H i everyone just wondering who first started the snake shot ? a few of us were talking about it last week and just wondered who started and how it was made a legal shot ect!!! some one told me a german was the one who started this shot is this true ? anyone knows more? thank you.
Scott Haltom from North Carolina is usually the name I hear associated with it in the US. He shot it on Tornado tour for the first time in 1987 (at the Pasadena, TX tournament) but had used it for a few years before then. Scott called it the "wrist-rocket", and that (or the shorter "rocket") are still common names for it in North Carolina and other parts of the east coast, although the northeast took to calling it the "snake" in the late 1980s..
John Smith from Texas saw Scott shoot it at the Pasadena event and was the first major proponent in Texas, a major foosball hotbed, so he's sometimes incorrectly identified as the originator. Terry Moore was the first to really start winning majors on a regular basis with it (John Smith won at least one I think, not sure if it was Dynamo or Tornado).
Smith is primarily a pull shooter, but at the time there were 2 World's, one on Tornado and one on Dynamo; he shot the pull on one and the snake on the other to avoid messing up the timing on his pull by shooting it on different tables. Indeed, John looked down on the shot and was the first one to call it the "monkey". It was with the rise of west coast shooters in the early 1990s (esp. Terry) that the term "rollover" came about, I'm not sure who came up with that.

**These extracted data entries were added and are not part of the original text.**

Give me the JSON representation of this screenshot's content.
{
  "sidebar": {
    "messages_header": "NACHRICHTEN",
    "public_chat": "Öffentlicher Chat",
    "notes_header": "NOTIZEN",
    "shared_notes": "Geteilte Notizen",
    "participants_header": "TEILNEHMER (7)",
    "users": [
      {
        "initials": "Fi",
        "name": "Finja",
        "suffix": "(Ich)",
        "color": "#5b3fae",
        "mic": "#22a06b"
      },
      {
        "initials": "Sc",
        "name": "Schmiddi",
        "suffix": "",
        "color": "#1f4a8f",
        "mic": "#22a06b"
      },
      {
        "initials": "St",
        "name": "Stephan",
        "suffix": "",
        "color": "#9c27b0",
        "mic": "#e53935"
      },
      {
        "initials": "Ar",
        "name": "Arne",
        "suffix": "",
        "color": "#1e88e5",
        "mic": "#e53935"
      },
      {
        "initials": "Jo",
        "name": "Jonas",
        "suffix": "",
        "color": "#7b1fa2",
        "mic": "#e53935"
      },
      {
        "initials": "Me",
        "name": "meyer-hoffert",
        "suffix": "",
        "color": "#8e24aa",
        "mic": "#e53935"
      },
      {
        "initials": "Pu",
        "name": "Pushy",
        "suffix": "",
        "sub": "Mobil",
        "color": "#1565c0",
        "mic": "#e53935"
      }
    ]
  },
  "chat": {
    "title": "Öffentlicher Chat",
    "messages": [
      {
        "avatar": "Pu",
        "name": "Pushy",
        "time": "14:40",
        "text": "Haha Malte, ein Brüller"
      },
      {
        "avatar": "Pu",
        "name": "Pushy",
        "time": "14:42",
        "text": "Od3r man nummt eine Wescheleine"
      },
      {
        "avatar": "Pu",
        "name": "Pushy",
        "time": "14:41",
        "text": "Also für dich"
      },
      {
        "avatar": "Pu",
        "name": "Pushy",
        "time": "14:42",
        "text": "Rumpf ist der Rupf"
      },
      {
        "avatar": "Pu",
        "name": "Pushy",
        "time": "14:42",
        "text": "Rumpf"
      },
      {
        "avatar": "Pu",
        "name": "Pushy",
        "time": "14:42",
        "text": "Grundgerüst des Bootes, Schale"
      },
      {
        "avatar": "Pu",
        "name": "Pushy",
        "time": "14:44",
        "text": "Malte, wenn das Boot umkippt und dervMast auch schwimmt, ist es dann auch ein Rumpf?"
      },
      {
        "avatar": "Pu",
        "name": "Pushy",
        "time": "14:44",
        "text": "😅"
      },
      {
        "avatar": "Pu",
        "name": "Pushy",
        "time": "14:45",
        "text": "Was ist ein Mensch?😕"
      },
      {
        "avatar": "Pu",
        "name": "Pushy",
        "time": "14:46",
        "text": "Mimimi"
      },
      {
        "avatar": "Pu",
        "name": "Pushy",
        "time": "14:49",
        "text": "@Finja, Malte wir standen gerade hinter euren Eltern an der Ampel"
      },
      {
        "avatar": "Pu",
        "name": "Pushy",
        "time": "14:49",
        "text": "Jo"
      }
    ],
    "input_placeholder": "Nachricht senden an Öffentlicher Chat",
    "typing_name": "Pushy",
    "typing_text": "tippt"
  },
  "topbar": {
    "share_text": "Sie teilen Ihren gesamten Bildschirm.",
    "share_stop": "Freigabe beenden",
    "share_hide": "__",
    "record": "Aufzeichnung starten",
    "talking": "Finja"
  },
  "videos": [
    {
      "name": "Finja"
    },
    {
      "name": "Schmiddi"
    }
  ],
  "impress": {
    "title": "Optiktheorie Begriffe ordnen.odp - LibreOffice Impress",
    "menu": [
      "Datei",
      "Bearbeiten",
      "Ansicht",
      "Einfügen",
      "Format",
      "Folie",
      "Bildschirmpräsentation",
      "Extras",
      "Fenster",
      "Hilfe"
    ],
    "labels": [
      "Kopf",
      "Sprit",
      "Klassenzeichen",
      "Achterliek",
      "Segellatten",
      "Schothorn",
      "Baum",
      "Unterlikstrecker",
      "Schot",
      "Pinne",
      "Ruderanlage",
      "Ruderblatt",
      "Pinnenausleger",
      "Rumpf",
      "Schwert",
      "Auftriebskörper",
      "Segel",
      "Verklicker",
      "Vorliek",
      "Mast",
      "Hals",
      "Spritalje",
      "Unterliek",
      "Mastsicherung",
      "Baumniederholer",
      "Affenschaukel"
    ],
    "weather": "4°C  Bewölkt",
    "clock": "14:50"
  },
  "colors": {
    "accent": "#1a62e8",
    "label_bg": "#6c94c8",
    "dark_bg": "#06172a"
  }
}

But Scott's the first one who actually used it as a legit shot and brought it on tour for the first time. John Smith saw him do it and became the first one to win a major, and Terry Moore brought it to a really high level.
[But it's kind of wrong to say that Scott "invented" it. I've heard of others shooting _similar_ things ranging from a palm-roll front-pin (not wrist) going way back the early 1970s to Shoji Shinoda shooting a shot that set up like the snake but only used cutback options in the mid-1980s. It's probable that other people had shot the snake just fooling around earlier.]
But for the German connection:
In Germany it is named after 'Jet' aka Hans-Friedrich Kircher, who is reputed to have invented the shot in the 1970s. He was still active in 2003 (and may still be), so someone over there could ask him about it. Boris Atha (Rob's dad) also might have info on this, I'll ask him if I see him at World's this year.
EDIT: According to David Raddack, it was also called a "forearm toe" in the early days in Texas. I've never heard that before, all the other ones I've heard before and I've only been playing since about 2001.